I have to echo Lisa's advice. First, my understanding is that these medications require a physician or other licensed practioner to order them. I am not sure about being able to bill for hangover recovery to insurance companies and receive payment.
I recommend good documentation of medical necessity for the service provided.
I would also recommend researching if there are any guidelines from medical associations, for standards of practice for hangover recovery/illness recovery. I am also very concerned as to the medical necessity for IV hydration, when PO hydration should be sufficient. The medical necessity for IV hydration would be if they are unconscious only.
Are you billing patient to pay out of pocket for IV hydration?
I hope this helped you. Good luck
Patrick Guilfoyle RN, BSN, CPC

patrick guilfoyle,  Compliance ManagerMarch 27, 2013
Tabernacle, NJ



Sherry, the following is a response from author Brenda Hurley:

I cannot comment on standards of practice for EMS; this is beyond my scope of practice. If the intention was for standards for practice for HIPAA, I am not sure from the description provided that your friend's business meets the definition of a HIPAA Covered Entity.

You can find guidance for this on the HHS website at http://www.hhs.gov/ocr/privacy/hipaa/understanding/coveredentities/index.html

If HIPAA does not apply, it would be important to research the state privacy laws as they would apply since personal information would need to be collected in the course of providing services. Even if HIPAA does apply to your friend's business, state privacy laws will preempt HIPAA when the state laws are more stringent or provide greater rights to the patient.
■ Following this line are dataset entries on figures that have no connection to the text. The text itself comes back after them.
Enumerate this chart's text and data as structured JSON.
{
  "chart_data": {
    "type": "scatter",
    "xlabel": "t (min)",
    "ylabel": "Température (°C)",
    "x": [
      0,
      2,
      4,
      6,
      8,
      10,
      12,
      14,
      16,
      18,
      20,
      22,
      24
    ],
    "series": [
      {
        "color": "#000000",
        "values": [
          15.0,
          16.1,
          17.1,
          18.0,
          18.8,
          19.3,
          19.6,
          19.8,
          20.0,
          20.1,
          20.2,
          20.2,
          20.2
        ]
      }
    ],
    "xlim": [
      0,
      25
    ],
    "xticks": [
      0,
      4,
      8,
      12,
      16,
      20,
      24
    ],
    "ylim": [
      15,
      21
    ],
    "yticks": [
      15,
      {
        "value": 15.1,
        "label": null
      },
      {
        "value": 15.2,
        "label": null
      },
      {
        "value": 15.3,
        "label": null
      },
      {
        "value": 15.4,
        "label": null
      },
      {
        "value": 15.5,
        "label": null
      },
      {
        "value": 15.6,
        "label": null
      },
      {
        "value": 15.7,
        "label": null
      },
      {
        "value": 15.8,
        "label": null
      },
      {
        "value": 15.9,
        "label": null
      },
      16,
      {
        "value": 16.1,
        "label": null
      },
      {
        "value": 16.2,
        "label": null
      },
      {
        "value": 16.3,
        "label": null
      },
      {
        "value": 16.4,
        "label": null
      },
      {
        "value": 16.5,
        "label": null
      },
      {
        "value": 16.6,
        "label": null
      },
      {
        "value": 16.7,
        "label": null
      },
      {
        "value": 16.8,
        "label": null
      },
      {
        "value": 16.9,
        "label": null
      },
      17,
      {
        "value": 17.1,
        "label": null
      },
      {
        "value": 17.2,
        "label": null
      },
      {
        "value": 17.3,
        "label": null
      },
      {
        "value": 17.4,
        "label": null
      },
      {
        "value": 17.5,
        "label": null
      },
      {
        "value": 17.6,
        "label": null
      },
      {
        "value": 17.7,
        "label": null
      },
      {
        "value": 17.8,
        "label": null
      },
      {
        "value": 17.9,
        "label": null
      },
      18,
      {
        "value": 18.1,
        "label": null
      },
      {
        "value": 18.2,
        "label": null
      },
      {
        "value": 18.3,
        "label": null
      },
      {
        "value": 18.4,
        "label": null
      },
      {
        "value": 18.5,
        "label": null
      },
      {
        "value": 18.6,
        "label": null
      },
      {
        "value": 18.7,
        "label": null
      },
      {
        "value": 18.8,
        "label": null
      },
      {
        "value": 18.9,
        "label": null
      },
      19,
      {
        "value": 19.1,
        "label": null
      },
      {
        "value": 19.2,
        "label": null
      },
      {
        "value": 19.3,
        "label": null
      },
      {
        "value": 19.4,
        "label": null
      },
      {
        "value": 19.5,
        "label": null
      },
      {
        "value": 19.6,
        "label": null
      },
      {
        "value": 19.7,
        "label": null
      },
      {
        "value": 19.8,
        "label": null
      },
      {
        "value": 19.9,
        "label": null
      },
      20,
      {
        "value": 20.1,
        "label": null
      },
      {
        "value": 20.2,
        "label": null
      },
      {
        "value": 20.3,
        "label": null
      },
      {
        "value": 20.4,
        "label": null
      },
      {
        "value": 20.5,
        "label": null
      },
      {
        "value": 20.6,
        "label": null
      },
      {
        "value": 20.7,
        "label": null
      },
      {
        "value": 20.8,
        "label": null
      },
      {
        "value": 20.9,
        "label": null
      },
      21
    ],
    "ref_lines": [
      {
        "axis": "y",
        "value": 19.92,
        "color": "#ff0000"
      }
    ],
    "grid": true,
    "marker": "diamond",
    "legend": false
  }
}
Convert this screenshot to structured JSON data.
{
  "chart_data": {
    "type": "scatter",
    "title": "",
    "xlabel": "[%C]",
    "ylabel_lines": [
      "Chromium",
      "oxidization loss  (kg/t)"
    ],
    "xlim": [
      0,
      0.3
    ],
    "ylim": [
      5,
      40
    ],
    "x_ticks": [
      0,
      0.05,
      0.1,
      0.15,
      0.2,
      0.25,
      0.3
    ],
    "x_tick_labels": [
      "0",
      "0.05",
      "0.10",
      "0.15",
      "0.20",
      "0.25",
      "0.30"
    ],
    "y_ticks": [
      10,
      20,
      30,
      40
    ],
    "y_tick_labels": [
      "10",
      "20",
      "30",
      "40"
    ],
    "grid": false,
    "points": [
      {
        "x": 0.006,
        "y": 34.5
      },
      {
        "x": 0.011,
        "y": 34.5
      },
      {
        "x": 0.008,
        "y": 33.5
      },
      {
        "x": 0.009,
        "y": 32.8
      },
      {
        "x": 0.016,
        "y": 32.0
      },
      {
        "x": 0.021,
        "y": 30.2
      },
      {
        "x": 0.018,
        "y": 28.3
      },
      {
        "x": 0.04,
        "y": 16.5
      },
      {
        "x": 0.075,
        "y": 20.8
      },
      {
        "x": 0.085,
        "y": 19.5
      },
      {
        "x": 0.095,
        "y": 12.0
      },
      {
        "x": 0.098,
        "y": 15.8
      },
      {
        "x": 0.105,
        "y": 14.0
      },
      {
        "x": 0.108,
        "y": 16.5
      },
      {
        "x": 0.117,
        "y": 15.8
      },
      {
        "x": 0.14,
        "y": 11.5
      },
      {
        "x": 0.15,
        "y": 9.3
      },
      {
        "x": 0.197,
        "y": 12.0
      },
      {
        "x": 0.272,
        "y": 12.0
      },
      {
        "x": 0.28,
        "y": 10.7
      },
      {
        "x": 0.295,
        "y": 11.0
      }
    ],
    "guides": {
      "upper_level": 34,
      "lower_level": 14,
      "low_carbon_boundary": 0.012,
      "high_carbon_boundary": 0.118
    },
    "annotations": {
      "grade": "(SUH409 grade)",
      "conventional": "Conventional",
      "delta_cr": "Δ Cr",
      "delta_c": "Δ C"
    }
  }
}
You can Google specific state privacy laws, but here is one example of a site that could be helpful in your research http://www.aicpa.org/InterestAreas/InformationTechnology/Resources/Privacy/FederalStateandOtherProfessionalRegulations/StatePrivacyRegulations/Pages/State%20Security%20Breach%20Laws.aspx

Good luck!

Lisa Brzezicki,  Co-Editor,  ADVANCEMarch 26, 2013
King of Prussia, PA



My friend is starting a new business. The concept is IV rehydration for athletic events, illness recovery and hangover recovery. He is wanting to offer Zofran, Pepcid, Toradol and B12 infused with 1 liter of lactated ringers. How can I help to make him compliant and write some Standard of practice Guidelines. Please send me as much information and I will research all . Thank You.